In the United States, the Biden administration has been pushing forward a $1 Trillion Infrastructure Bill to fund much needed improvements across the country.
It would fund clean energy, transportation, and many other things I care about.
To top it all off with warm fuzzies, there seems to be lots of bi-partisan support on Hill to make sure it passes. Not every day you see America’s two parties play nice together!
But big spending bills need money to fund them. Some legislators believe that they can get $28 Billion from the blockchain/cryptocurrency industry by changing the definition of a “broker”.
From the EFF:
While the language is still evolving, the proposal would seek to expand the definition of “broker” under section 6045(c)(1) of the Internal Revenue Code of 1986 to include anyone who is “responsible for and regularly providing any service effectuating transfers of digital assets” on behalf of another person. These newly defined brokers would be required to comply with IRS reporting requirements for brokers, including filing form 1099s with the IRS. That means they would have to collect user data, including users’ names and addresses.
The broad, confusing language leaves open a door for almost any entity within the cryptocurrency ecosystem to be considered a “broker”—including software developers and cryptocurrency startups that aren’t custodying or controlling assets on behalf of their users. It could even potentially implicate miners, those who confirm and verify blockchain transactions. The mandate to collect names, addresses, and transactions of customers means almost every company even tangentially related to cryptocurrency may suddenly be forced to surveil their users.
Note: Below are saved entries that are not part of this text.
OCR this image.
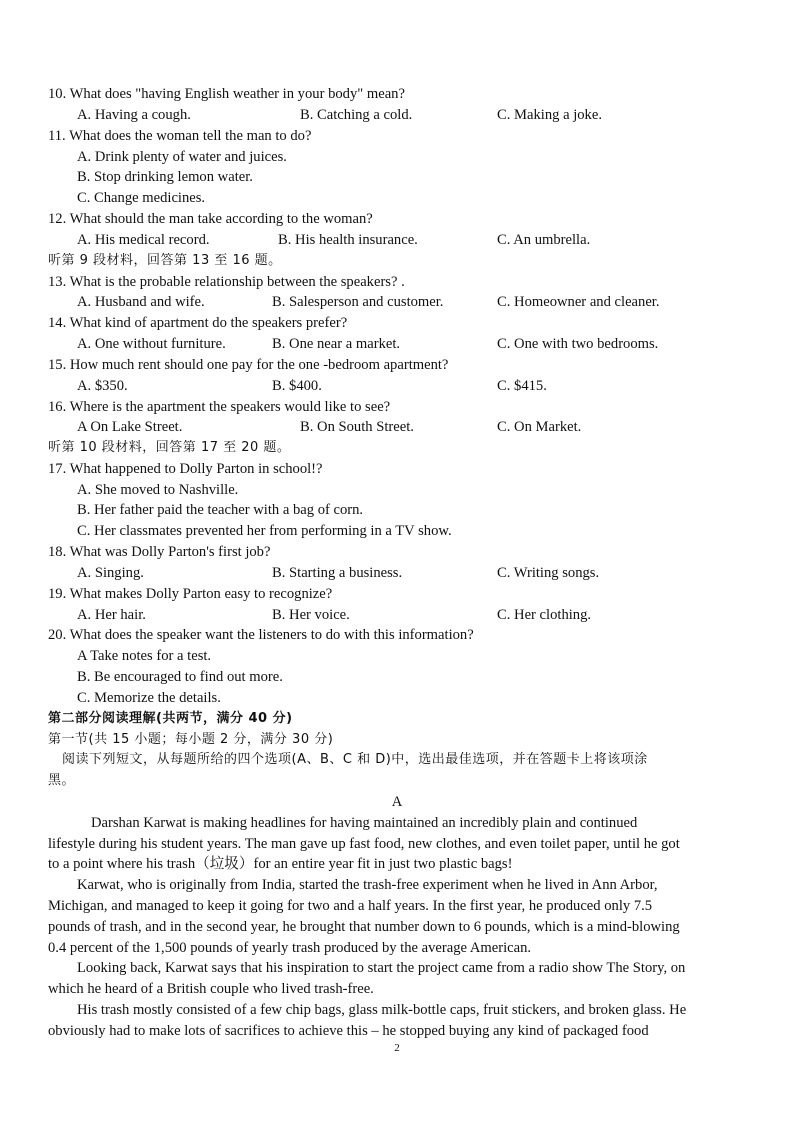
10. What does "having English weather in your body" mean?
A. Having a cough.	B. Catching a cold.	C. Making a joke.
11. What does the woman tell the man to do?
A. Drink plenty of water and juices.
B. Stop drinking lemon water.
C. Change medicines.
12. What should the man take according to the woman?
A. His medical record.	B. His health insurance.	C. An umbrella.
听第 9 段材料，回答第 13 至 16 题。
13. What is the probable relationship between the speakers? .
A. Husband and wife.	B. Salesperson and customer.	C. Homeowner and cleaner.
14. What kind of apartment do the speakers prefer?
A. One without furniture.	B. One near a market.	C. One with two bedrooms.
15. How much rent should one pay for the one -bedroom apartment?
A. $350.	B. $400.	C. $415.
16. Where is the apartment the speakers would like to see?
A On Lake Street.	B. On South Street.	C. On Market.
听第 10 段材料，回答第 17 至 20 题。
17. What happened to Dolly Parton in school!?
A. She moved to Nashville.
B. Her father paid the teacher with a bag of corn.
C. Her classmates prevented her from performing in a TV show.
18. What was Dolly Parton's first job?
A. Singing.	B. Starting a business.	C. Writing songs.
19. What makes Dolly Parton easy to recognize?
A. Her hair.	B. Her voice.	C. Her clothing.
20. What does the speaker want the listeners to do with this information?
A Take notes for a test.
B. Be encouraged to find out more.
C. Memorize the details.
第二部分阅读理解(共两节，满分 40 分)
第一节(共 15 小题；每小题 2 分，满分 30 分)
阅读下列短文，从每题所给的四个选项(A、B、C 和 D)中，选出最佳选项，并在答题卡上将该项涂
黑。
A
Darshan Karwat is making headlines for having maintained an incredibly plain and continued
lifestyle during his student years. The man gave up fast food, new clothes, and even toilet paper, until he got
to a point where his trash（垃圾）for an entire year fit in just two plastic bags!
Karwat, who is originally from India, started the trash-free experiment when he lived in Ann Arbor,
Michigan, and managed to keep it going for two and a half years. In the first year, he produced only 7.5
pounds of trash, and in the second year, he brought that number down to 6 pounds, which is a mind-blowing
0.4 percent of the 1,500 pounds of yearly trash produced by the average American.
Looking back, Karwat says that his inspiration to start the project came from a radio show The Story, on
which he heard of a British couple who lived trash-free.
His trash mostly consisted of a few chip bags, glass milk-bottle caps, fruit stickers, and broken glass. He
obviously had to make lots of sacrifices to achieve this – he stopped buying any kind of packaged food
2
This bill was clearly written by someone who doesn’t understand the technology or the industry. These blockchain technologies are by nature, secure, anonymized, and global.
The correct way to tax this industry is to monitor the on/off ramps when users take their crypto gains and convert them back into USD. Many inside the industry have been asking the IRS to do just that for years now.
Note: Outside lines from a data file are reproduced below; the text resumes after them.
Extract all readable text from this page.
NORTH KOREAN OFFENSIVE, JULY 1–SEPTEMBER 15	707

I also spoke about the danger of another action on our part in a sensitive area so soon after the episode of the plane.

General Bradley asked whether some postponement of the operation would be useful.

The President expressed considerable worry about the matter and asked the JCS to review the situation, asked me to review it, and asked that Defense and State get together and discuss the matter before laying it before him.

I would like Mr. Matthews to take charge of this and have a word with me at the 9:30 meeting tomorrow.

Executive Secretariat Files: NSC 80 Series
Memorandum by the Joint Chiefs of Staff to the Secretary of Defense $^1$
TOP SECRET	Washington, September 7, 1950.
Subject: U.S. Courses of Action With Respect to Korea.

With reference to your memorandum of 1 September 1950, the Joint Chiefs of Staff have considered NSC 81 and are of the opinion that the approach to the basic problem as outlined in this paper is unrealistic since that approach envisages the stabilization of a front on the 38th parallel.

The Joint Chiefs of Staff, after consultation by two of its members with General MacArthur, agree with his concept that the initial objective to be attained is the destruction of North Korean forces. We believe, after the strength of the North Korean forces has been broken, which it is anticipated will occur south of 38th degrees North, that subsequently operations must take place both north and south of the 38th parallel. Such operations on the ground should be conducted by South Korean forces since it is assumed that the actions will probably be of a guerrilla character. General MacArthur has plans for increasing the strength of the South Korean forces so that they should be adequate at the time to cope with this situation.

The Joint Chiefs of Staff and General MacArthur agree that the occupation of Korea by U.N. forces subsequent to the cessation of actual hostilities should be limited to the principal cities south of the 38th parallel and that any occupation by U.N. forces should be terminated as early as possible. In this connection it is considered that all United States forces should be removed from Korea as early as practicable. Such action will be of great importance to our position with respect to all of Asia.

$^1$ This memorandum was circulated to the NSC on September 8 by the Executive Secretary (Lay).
The only thing this provision would accomplish would be driving the entire industry out of the United States.
Thankfully, there are a few senators that get it. A bipartisan amendment was proposed by Senators Ron Wyden, Cynthia Lummis, and Pat Toomey that would fix this language, keep the tax money flowing, and protect the industry.
For some political reasons I can only speculate on, this amendment isn’t getting the support it needs.
Do me a favor, call your senators, and tell them to support the amendment. I just did and it took less than a minute.
Be nice, pleasant and professional. It’s important that this hastily written draft doesn’t become law.